I would like to discuss another portion of the Patient
Protection Affordability and Care Act (PPACA) in this post. I will return to my posts about interviews
tomorrow. There is some additional guidance
that was just released by the Department of Health and Human Services (HHS) with
the rules that will govern these areas:
Denying Coverage, Essential Health Benefits, Benchmark Plans, Wellness
Programs and Unfair Underwriting.
Denying Coverage
There was some additional clarification about how this would
work. As of Jan. 1, 2014, insurers will
not be allowed to prevent care based on pre-existing conditions. The insurers will also not be allowed to
charge a higher premium based on gender, occupation, or employer. The insurers will be allowed to charge a
higher premium based on age, tobacco use, family size, and geography. In the event an individual is denied coverage
for some reason, they will be allowed access to the healthcare exchange. Individuals will be required to purchase
their coverage during open enrollment periods.
Essential Health
Benefits (EHB)
All insurance plans, including those on the Healthcare
Exchanges, will be required to provide these 10 items at a minimum:
·
Ambulatory patient services
·
Emergency services
·
Hospitalization
·
Maternity and newborn care
·
Mental health and substance use disorder
services, including behavioral health treatment
·
Prescription drugs
·
Rehabilitative and habilitative services and
devices
·
Laboratory services
·
Preventive and wellness services and chronic
disease management
·
Pediatric services, including oral and vision
care
Benchmark Plans
The
new rules require that each state selects a “benchmark” plan that offers these
EHB services in quality and affordability.

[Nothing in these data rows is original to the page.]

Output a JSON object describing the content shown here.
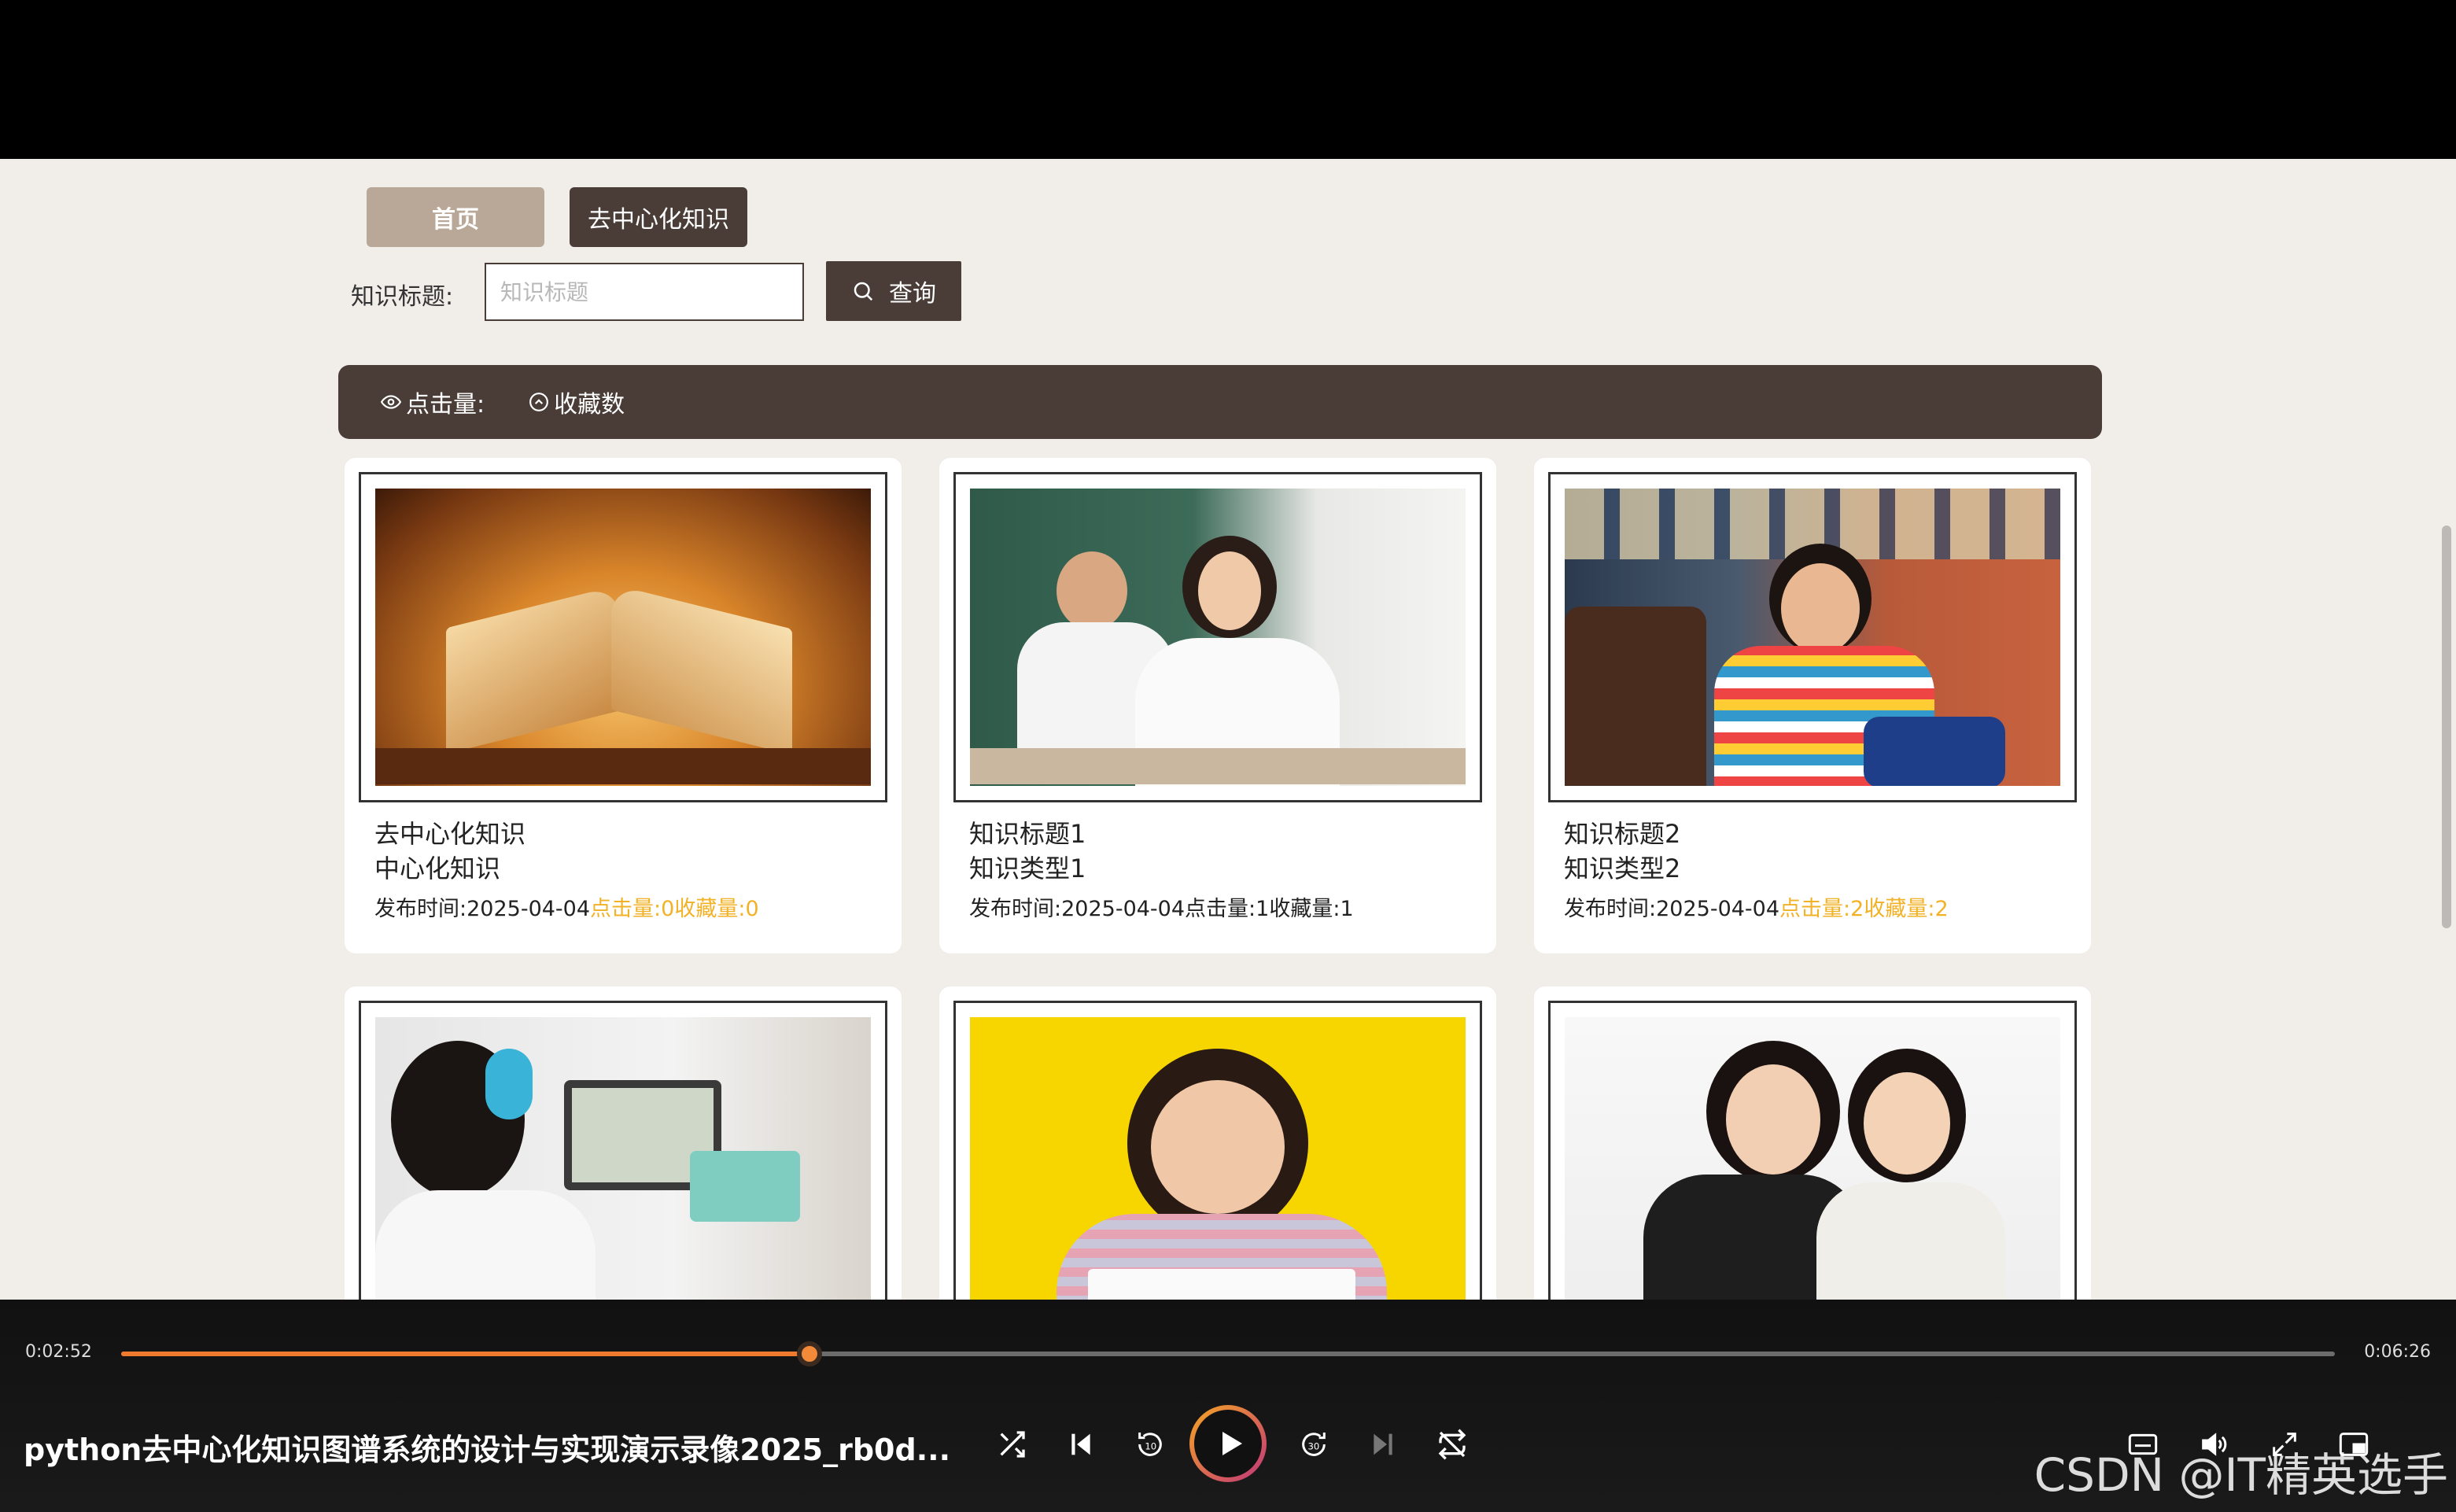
{
  "nav": {
    "home": "首页",
    "knowledge": "去中心化知识"
  },
  "search": {
    "label": "知识标题:",
    "placeholder": "知识标题",
    "button": "查询"
  },
  "sort": {
    "clicks": "点击量:",
    "favorites": "收藏数"
  },
  "cards": [
    {
      "title": "去中心化知识",
      "type": "中心化知识",
      "date_label": "发布时间:",
      "date": "2025-04-04",
      "clicks_label": "点击量:",
      "clicks": "0",
      "fav_label": "收藏量:",
      "fav": "0"
    },
    {
      "title": "知识标题1",
      "type": "知识类型1",
      "date_label": "发布时间:",
      "date": "2025-04-04",
      "clicks_label": "点击量:",
      "clicks": "1",
      "fav_label": "收藏量:",
      "fav": "1"
    },
    {
      "title": "知识标题2",
      "type": "知识类型2",
      "date_label": "发布时间:",
      "date": "2025-04-04",
      "clicks_label": "点击量:",
      "clicks": "2",
      "fav_label": "收藏量:",
      "fav": "2"
    },
    {},
    {},
    {}
  ],
  "player": {
    "current_time": "0:02:52",
    "total_time": "0:06:26",
    "progress": 0.311,
    "title": "python去中心化知识图谱系统的设计与实现演示录像2025_rb0d..."
  },
  "watermark": "CSDN @IT精英选手",
  "colors": {
    "accent_dark": "#4a3d38",
    "accent_light": "#b9a898",
    "highlight": "#f2b227",
    "progress": "#ee7a2e"
  }
}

All other insurance plans will then be rated and judged in comparison to
that plan. The rules governing the
benchmark plans are still up for public comment. Some additional items that may be added or
changed including a Drug listing benchmark, preventive care benchmark, and a
mental health standards benchmark. If a
state fails to; or refuses to select a benchmark plan, the HHS will select one
for them.
Wellness Programs and Unfair Underwriting
New
guidelines were release regarding employer based wellness programs. Insurance plans will be required to offer
coverage of programs designed to reduce disease and promote health. These plans must be reasonably expected to be
effective, cannot be overly burdensome for an employee to use, must be fairly
and equally offered, with accommodation offered for those who cannot medically
participate in the primarily offered wellness program. Any health problems revealed in the course of
a wellness program cannot be unfairly used to increase premiums.
Additional
rules that were rolled out for the PPACA also include actuarial value rulings
with regards to “Medal” levels and rules on Accreditation standards
There
really is much more to the PPACA and these rules than I have the time to put
down here. There is so much; I certainly
do not understand it all. I suggest you
do your own research to learn more.
Relevant Links:
http://www.hhs.gov/news/press/2012pres/11/20121120a.html
http://www.healthcare.gov/news/factsheets/2012/11/market-reforms11202012a.html
http://www.healthcare.gov/news/factsheets/2012/11/ehb11202012a.html
http://cciio.cms.gov/resources/data/ehb.html#review
benchmarks
http://www.healthcare.gov/news/factsheets/2012/11/wellness11202012a.html
Disclaimer:
Please note, this information is based on my understanding
and is only to be used for informational and educational purposes. Do not take what I am writing as advice. Seek your own legal counsel and/or see a tax
accountant before making business or personal decisions.